On Wed, 16 Jun 2021 12:57:44 GMT, Thomas Stuefe <stu...@openjdk.org> wrote:

> The glibc is somewhat notorious for retaining released C Heap memory: calling 
> free(3) returns memory to the glibc, and most libc variants will return at 
> least a portion of it back to the Operating System, but the glibc often does 
> not.
> 
> This depends on the granularity of the allocations and a number of other 
> factors, but we found that many small allocations in particular may cause the 
> process heap segment (hence RSS) to get bloaty. This can cause the VM to not 
> recover from C-heap usage spikes.
> 
> The glibc offers an API, "malloc_trim", which can be used to cause the glibc 
> to return free'd memory back to the Operating System.
> 
> This may cost performance, however, and therefore I hesitate to call 
> malloc_trim automatically. That may be an idea for another day.
> 
> Instead of an automatic trim I propose to add a jcmd which allows to manually 
> trigger a libc heap trim. Such a command would have two purposes:
> - when analyzing cases of high memory footprint, it allows to distinguish 
> "real" footprint, e.g. leaks, from a cases where the glibc just holds on to 
> memory
> - as a stop gap measure it allows to release pressure from a high footprint 
> scenario.
> 
> Note that this command also helps with analyzing libc peaks which had nothing 
> to do with the VM - e.g. peaks created by customer code which just happens to 
> share the same process as the VM. Such memory does not even have to show up 
> in NMT.
> 
> I propose to introduce this command for Linux only. Other OSes (apart maybe 
> AIX) do not seem to have this problem, but Linux is arguably important enough 
> in itself to justify a Linux specific jcmd.
> 
> If this finds agreement, I will file a CSR.
> 
> =========
> 
> This patch:
> 
> - introduces a new jcmd, "VM.trim_libc_heap", no arguments, which trims the 
> glibc heap on glibc platforms.
> - includes a (rather basic) test
> - the command calls malloc_trim(3), and additionally prints out its effect 
> (changes caused in virt size, rss and swap space)

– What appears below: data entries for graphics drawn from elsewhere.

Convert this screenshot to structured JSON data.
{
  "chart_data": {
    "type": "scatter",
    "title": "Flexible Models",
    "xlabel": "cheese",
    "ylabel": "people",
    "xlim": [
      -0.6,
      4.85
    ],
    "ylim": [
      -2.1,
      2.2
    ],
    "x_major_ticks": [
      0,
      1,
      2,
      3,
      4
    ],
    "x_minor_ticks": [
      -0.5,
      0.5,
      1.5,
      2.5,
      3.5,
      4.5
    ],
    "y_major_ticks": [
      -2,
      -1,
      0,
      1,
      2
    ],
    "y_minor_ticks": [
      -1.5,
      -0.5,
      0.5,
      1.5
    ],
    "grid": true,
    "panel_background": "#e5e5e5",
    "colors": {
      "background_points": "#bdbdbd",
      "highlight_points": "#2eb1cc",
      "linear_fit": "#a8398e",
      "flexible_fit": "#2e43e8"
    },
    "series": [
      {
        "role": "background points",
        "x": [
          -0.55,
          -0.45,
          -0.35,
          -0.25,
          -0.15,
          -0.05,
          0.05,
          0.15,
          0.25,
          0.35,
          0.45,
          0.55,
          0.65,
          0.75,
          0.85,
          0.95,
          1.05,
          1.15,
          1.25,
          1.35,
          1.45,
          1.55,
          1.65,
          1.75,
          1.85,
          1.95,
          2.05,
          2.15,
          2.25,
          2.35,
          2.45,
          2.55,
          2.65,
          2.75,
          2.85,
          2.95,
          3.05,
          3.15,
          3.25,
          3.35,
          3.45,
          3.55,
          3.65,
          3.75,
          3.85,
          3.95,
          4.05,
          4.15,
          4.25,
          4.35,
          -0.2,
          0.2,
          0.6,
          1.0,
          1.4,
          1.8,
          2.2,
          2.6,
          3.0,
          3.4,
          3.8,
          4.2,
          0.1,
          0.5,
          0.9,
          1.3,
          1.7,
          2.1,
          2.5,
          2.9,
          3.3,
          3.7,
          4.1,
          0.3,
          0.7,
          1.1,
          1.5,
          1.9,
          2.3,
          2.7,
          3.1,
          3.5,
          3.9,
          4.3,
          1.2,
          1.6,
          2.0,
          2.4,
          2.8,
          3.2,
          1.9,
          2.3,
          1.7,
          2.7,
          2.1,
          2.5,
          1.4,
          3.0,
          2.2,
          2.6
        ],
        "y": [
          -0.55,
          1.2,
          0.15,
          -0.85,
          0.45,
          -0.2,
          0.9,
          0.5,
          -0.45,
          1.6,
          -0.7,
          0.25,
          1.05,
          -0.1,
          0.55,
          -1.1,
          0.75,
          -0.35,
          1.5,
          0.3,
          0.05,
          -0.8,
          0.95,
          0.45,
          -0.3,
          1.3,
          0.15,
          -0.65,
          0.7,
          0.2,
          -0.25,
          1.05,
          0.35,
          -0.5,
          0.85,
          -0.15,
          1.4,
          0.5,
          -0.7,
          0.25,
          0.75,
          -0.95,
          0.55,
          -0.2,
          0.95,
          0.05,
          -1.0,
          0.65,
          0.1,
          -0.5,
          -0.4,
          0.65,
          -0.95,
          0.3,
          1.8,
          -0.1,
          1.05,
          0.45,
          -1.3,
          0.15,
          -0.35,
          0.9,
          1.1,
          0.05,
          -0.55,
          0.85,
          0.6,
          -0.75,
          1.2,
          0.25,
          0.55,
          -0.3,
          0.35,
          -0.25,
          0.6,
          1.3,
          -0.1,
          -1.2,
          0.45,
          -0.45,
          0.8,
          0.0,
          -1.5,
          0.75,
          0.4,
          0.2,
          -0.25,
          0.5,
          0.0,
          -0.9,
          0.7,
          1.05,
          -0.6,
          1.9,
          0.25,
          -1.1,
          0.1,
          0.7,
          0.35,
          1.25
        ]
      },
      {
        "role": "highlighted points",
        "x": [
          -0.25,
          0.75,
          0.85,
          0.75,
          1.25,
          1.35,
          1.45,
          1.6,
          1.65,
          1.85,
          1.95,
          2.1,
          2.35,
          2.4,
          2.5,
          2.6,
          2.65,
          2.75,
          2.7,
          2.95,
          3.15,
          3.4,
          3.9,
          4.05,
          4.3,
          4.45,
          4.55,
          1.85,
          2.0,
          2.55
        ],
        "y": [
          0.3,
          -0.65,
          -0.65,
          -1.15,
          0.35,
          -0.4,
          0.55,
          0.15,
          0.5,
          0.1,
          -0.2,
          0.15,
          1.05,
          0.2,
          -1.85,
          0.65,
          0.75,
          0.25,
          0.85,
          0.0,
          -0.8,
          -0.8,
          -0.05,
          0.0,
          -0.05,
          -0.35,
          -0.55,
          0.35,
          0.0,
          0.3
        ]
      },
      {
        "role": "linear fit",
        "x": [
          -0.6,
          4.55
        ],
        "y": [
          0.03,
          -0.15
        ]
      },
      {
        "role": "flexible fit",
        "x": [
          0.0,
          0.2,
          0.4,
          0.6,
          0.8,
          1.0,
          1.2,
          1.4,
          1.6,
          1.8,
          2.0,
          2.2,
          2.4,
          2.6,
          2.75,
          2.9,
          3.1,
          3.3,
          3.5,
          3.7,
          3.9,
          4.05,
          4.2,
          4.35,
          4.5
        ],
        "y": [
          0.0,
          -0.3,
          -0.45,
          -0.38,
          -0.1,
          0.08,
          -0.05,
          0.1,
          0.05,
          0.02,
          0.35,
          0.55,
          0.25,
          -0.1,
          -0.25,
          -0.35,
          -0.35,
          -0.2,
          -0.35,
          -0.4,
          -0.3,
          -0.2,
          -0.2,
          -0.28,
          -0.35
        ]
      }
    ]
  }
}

> - I refactored some code in os_linux.cpp to factor out scanning 
> /proc/self/status to get kernel memory information.
> 
> =========
> 
> Example:
> 
> A programm causes a temporary peak in C-heap usage (in this case, triggered 
> via Unsafe.allocateMemory), right away frees the memory again, so its not 
> leaky. The peak in RSS was ~8G (even though the user allocation was way 
> smaller - glibc has a lot of overhead). The effects of this peak linger even 
> after returning that memory to the glibc:
> 
> 
> 
> thomas@starfish:~$ jjjcmd AllocCHeap VM.info | grep Resident
> Resident Set Size: 8685896K (peak: 8685896K) (anon: 8648680K, file: 37216K, 
> shmem: 0K)
>                    ^^^^^^^^
> 
> 
> We execute the new trim command via jcmd:
> 
> 
> thomas@starfish:~$ jjjcmd AllocCHeap VM.trim_libc_heap
> 18770:
> Attempting trim...
> Done.
> Virtual size before: 28849744k, after: 28849724k, (-20k)

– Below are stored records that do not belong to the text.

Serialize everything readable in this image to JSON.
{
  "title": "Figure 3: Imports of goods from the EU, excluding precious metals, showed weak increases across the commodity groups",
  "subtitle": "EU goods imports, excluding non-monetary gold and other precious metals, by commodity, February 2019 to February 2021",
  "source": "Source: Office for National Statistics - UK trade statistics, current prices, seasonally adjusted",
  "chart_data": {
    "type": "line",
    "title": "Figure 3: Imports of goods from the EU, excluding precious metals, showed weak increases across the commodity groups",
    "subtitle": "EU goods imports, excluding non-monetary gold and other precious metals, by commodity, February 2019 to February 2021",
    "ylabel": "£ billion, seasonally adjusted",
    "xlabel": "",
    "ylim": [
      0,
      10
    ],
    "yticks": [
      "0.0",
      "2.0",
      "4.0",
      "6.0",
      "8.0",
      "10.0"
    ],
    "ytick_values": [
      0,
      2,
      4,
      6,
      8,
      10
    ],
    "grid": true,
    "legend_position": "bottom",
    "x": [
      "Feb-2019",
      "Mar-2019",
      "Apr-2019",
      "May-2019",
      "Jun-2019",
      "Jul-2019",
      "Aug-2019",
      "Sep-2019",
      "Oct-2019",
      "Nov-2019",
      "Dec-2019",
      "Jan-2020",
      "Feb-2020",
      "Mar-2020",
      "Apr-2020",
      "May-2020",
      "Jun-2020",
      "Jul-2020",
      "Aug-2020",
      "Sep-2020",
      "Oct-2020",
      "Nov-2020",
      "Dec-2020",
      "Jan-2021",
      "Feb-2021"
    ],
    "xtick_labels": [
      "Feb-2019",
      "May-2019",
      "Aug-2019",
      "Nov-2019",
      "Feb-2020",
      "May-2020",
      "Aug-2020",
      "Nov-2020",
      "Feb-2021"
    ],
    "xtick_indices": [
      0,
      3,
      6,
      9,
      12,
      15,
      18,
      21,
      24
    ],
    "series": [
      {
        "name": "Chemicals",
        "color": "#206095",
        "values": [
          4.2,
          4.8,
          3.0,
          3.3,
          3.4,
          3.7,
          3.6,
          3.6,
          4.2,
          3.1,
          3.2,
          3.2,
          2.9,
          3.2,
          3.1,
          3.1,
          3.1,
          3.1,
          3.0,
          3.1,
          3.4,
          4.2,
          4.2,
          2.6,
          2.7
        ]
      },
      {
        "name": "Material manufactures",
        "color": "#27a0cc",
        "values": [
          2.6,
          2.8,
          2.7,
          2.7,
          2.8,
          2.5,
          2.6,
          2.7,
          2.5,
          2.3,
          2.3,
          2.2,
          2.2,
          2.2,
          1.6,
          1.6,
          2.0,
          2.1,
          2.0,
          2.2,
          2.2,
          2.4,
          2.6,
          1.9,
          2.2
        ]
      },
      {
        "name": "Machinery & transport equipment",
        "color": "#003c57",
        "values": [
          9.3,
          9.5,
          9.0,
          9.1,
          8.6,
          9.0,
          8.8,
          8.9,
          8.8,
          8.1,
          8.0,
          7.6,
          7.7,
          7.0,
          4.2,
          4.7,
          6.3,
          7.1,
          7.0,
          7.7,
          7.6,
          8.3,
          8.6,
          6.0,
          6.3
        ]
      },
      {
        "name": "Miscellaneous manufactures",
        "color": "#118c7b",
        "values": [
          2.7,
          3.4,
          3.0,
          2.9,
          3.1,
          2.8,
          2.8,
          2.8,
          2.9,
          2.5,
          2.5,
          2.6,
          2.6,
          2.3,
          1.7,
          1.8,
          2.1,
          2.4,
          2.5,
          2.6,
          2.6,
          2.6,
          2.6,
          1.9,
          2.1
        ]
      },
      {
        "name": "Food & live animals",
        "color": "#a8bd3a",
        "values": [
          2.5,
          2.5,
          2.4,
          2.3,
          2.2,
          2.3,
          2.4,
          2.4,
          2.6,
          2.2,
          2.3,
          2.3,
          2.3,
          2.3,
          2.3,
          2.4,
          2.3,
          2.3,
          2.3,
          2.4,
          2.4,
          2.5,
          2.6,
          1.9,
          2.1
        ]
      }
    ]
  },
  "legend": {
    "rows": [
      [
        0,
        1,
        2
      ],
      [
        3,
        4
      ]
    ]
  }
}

> RSS before: 8685896k, after: 920740k, (-7765156k)  <<<<
> Swap before: 0k, after: 0k, (0k)
> 
> 
> It prints out reduction in virtual size, rss and swap. The virtual size did 
> not decrease since no mappings had been unmapped by the glibc. However, the 
> process heap was shrunk heavily by the glibc, resulting in a large drop in 
> RSS (8.5G->900M), freeing >7G of memory:
> 
> 
> thomas@starfish:~$ jjjcmd AllocCHeap VM.info | grep Resident
> Resident Set Size: 920740K (peak: 8686004K) (anon: 883460K, file: 37280K, 
> shmem: 0K)
>                    ^^^^^^^
> 
> 
> When the VM is started with -Xlog:os, this is also logged:
> 
> 
> [139,068s][info][os] malloc_trim:
> [139,068s][info][os] Virtual size before: 28849744k, after: 28849724k, (-20k)

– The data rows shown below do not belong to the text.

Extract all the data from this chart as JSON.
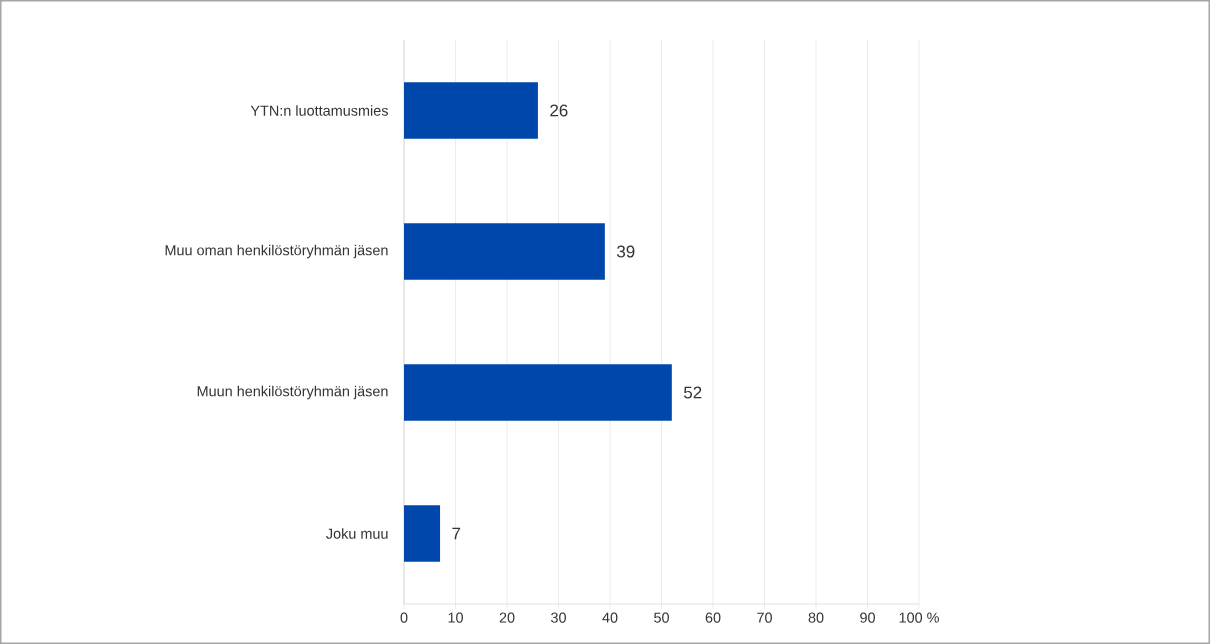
{
  "chart_data": {
    "type": "bar",
    "orientation": "horizontal",
    "categories": [
      "YTN:n luottamusmies",
      "Muu oman henkilöstöryhmän jäsen",
      "Muun henkilöstöryhmän jäsen",
      "Joku muu"
    ],
    "values": [
      26,
      39,
      52,
      7
    ],
    "color": "#0047ab",
    "xlim": [
      0,
      100
    ],
    "xticks": [
      0,
      10,
      20,
      30,
      40,
      50,
      60,
      70,
      80,
      90,
      {
        "value": 100,
        "label": "100 %"
      }
    ],
    "grid": "x",
    "data_labels": true
  }
}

> RSS before: 8685896k, after: 920740k, (-7765156k)
> Swap before: 0k, after: 0k, (0k)

src/hotspot/os/linux/os_linux.hpp line 186:

> 184:     ssize_t rssanon;    // resident set size
> 185:     ssize_t rssfile;    // resident set size
> 186:     ssize_t rssshmem;   // resident set size

Are these comments intionally the same for all three? Seems weird.